Le tribunal administratif a été saisi contre les six préfectures de la région Centre-Val de Loire. L’association leur reproche aux pouvoirs publics de ne pas tout mettre en œuvre pour contraindre à respecter la loi.
Publié le 29/04/2026 07:25
Temps de lecture : 1min
L’association APF France handicap annonce attaquer l’État en justice pour inaction en matière d’accessibilité, révèle France Inter mercredi 29 avril. Cela se fera par une série de recours en justice, à commencer par la saisine du tribunal administratif contre les six préfectures de la région Centre-Val de Loire.
L’association reproche aux pouvoirs publics de ne pas tout mettre en œuvre pour contraindre les commerces et autres bâtiments recevant du public, comme les théâtres, banques, tribunaux, cabinets médicaux ou magasins, à respecter la loi. D’après les dernières estimations, moins de la moitié des 2 millions d’établissements recevant du public respectent les normes handicap.
Or, bâtiments et transports ont l’obligation de se rendre accessibles aux personnes en situation de handicap depuis 2005. La loi prévoit autrement des sanctions financières.
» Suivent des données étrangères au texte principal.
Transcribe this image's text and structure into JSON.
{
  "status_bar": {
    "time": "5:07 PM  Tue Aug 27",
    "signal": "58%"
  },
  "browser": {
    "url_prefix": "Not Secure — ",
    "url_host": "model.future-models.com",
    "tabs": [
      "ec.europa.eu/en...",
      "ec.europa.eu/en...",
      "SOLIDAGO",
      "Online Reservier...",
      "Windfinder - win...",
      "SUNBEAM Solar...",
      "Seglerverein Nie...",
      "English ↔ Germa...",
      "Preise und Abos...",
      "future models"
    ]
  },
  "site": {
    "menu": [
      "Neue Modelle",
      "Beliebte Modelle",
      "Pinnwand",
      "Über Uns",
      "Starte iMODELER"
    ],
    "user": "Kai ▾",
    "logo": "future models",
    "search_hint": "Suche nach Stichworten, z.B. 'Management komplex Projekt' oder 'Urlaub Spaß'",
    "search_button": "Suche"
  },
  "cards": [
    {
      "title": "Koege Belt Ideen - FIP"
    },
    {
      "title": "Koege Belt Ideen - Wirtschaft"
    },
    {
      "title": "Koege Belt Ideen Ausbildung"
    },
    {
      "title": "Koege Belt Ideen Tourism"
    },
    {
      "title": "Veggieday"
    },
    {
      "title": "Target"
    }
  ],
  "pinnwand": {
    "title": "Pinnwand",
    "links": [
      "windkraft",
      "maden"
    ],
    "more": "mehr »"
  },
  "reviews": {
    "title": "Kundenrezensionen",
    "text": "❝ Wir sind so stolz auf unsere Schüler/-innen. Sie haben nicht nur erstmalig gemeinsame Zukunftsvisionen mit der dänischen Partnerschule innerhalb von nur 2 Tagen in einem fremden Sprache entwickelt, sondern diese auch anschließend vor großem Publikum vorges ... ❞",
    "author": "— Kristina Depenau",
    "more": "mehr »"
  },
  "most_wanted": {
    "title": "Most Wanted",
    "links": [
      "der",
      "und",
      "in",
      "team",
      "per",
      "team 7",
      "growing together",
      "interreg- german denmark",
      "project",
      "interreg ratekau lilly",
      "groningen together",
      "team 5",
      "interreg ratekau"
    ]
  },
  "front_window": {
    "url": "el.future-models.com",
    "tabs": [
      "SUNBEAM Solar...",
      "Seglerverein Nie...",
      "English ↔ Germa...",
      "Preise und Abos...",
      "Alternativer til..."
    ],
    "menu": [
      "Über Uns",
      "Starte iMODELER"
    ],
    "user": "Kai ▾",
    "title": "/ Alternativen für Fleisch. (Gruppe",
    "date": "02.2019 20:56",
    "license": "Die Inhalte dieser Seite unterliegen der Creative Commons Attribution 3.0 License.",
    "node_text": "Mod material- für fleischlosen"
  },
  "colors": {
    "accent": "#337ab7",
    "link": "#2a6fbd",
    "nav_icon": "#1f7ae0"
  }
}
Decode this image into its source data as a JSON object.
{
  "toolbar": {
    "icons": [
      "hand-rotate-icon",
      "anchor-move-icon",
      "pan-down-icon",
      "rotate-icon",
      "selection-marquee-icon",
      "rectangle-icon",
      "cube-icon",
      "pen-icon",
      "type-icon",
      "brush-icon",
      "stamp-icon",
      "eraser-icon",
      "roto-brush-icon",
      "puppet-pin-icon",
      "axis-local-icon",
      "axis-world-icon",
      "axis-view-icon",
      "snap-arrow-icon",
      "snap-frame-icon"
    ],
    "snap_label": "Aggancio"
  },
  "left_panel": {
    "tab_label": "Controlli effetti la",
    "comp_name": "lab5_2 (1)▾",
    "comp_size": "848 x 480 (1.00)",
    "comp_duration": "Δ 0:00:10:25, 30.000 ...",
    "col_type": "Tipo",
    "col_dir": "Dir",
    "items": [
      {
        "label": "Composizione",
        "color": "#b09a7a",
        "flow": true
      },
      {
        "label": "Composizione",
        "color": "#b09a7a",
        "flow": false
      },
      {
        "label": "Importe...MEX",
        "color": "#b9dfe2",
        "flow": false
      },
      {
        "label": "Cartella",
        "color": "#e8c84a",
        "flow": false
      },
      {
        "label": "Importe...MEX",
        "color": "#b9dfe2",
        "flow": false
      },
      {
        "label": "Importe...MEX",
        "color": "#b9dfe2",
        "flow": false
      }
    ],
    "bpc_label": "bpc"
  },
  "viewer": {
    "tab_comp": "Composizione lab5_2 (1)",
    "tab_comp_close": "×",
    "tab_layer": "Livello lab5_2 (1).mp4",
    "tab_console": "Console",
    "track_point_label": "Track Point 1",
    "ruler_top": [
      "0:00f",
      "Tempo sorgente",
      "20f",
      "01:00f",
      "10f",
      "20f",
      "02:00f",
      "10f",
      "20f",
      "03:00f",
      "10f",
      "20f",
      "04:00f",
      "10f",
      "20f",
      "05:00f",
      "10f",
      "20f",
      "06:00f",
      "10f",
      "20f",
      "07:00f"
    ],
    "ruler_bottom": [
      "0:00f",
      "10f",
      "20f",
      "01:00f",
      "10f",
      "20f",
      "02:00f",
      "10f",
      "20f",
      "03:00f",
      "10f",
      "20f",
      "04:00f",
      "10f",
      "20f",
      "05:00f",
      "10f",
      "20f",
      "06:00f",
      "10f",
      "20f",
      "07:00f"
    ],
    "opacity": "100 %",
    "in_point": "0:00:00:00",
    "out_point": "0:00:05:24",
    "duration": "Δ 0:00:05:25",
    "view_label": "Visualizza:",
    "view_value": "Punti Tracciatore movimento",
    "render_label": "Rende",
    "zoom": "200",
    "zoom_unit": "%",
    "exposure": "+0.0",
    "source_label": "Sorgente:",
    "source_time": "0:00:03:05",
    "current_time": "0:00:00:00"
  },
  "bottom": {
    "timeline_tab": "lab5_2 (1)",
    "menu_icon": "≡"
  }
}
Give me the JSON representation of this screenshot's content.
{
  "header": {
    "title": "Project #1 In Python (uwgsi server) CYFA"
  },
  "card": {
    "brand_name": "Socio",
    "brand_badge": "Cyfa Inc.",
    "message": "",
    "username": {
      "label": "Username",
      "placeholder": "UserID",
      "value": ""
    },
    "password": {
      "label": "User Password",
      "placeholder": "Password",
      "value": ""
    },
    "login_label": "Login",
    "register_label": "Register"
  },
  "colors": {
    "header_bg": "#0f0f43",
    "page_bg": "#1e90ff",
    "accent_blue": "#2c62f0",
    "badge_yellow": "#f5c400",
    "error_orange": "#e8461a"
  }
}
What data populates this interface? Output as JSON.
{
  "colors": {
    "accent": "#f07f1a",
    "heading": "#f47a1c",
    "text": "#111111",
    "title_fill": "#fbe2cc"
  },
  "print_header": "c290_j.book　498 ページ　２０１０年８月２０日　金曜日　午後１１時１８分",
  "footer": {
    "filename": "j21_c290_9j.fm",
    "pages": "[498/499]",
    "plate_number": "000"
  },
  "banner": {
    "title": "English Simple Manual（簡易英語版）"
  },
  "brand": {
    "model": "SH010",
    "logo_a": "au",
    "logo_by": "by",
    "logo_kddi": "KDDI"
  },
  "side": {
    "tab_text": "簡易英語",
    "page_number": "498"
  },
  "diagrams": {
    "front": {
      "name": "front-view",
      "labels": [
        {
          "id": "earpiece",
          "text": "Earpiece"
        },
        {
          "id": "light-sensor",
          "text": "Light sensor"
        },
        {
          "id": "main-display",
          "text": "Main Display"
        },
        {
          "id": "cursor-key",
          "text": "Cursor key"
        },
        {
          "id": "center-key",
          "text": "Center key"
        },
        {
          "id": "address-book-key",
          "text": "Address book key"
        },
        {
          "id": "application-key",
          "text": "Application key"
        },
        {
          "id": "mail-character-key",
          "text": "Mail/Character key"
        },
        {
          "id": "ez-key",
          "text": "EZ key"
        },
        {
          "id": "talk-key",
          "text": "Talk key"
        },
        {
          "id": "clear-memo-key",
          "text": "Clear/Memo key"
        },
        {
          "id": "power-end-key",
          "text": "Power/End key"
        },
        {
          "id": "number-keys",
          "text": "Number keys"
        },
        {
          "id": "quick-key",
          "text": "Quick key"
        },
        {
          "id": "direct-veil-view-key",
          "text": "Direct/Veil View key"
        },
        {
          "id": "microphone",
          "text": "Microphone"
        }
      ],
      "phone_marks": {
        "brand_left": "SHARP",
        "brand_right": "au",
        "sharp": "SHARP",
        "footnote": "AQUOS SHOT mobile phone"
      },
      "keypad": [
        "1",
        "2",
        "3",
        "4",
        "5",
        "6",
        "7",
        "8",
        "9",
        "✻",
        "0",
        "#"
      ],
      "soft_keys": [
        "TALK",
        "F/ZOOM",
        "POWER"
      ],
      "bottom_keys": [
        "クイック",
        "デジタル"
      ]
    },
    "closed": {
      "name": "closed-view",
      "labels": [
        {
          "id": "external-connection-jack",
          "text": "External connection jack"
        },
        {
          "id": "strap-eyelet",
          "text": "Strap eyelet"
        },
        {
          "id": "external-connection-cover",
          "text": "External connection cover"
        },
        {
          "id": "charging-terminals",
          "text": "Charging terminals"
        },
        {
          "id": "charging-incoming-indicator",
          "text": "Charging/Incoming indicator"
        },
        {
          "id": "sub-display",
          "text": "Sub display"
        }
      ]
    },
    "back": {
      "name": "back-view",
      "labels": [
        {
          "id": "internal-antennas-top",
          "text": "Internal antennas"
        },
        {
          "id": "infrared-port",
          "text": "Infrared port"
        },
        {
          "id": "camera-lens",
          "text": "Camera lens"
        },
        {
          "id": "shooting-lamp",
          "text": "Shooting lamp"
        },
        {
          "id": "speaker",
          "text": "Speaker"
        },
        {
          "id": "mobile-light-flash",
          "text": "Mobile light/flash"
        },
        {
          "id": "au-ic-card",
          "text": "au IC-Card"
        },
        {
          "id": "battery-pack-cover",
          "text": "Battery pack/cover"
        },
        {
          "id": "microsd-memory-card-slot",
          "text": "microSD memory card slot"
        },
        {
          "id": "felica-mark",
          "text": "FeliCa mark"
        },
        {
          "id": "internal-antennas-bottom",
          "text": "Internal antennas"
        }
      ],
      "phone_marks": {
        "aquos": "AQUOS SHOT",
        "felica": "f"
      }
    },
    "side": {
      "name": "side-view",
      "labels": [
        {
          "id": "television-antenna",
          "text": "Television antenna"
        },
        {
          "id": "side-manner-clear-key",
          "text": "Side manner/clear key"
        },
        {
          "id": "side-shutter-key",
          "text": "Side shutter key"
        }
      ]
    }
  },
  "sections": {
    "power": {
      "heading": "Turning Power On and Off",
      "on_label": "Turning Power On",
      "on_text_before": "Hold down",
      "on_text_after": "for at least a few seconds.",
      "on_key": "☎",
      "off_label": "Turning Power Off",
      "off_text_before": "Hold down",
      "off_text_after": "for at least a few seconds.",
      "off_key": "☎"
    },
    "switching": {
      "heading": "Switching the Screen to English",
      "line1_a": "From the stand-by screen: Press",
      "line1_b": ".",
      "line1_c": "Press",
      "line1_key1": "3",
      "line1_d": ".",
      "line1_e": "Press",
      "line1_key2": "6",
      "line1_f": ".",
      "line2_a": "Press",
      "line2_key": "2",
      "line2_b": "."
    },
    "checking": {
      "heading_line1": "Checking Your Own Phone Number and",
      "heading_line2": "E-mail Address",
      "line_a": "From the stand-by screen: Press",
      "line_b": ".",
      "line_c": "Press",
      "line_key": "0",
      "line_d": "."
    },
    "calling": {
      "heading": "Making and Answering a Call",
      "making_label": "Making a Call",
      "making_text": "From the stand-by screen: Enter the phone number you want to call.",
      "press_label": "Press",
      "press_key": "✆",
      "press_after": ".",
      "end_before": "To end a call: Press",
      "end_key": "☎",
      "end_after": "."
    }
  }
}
L’association a posé la question de l’application de la loi et des contrôles aux six préfectures de la région Centre-Val de Loire : « On a des réponses absolument sidérantes, en disant ‘on n’a pas les moyens de nos missions, donc on ne le fait pas' », témoigne au micro de France Inter Nicolas Mérille, conseiller national accessibilité chez APF France handicap.
« Certaines préfectures nous répondent cela suite à nos courriers d’interpellation. Elles nous disent d’une part qu’elles n’ont pas les moyens humains et que d’autre part elles préfèrent faire un travail d’accompagnement et de pédagogie. Sous-entendu ‘mieux vaut soutenir les acteurs plutôt que de les sanctionner' », relate-t-il.
Pourtant, une circulaire de juin 2025 appelle les préfets à mettre en place une « logique contraignante » en matière d’accessibilité. APF France Handicap compte saisir le tribunal administratif dans d’autres régions pour obtenir des données chiffrées, notamment. « On est obligés de passer par des voies contentieuses pour faire appliquer la loi », regrette Nicolas Mérille.
De son côté, le ministère chargé de l’Autonomie et des Personnes handicapées assure qu’une « dynamique est enclenchée », et que depuis l’été 2025, sur environ 2 millions d’établissements recevant du public en France, 18 ont été sanctionnés.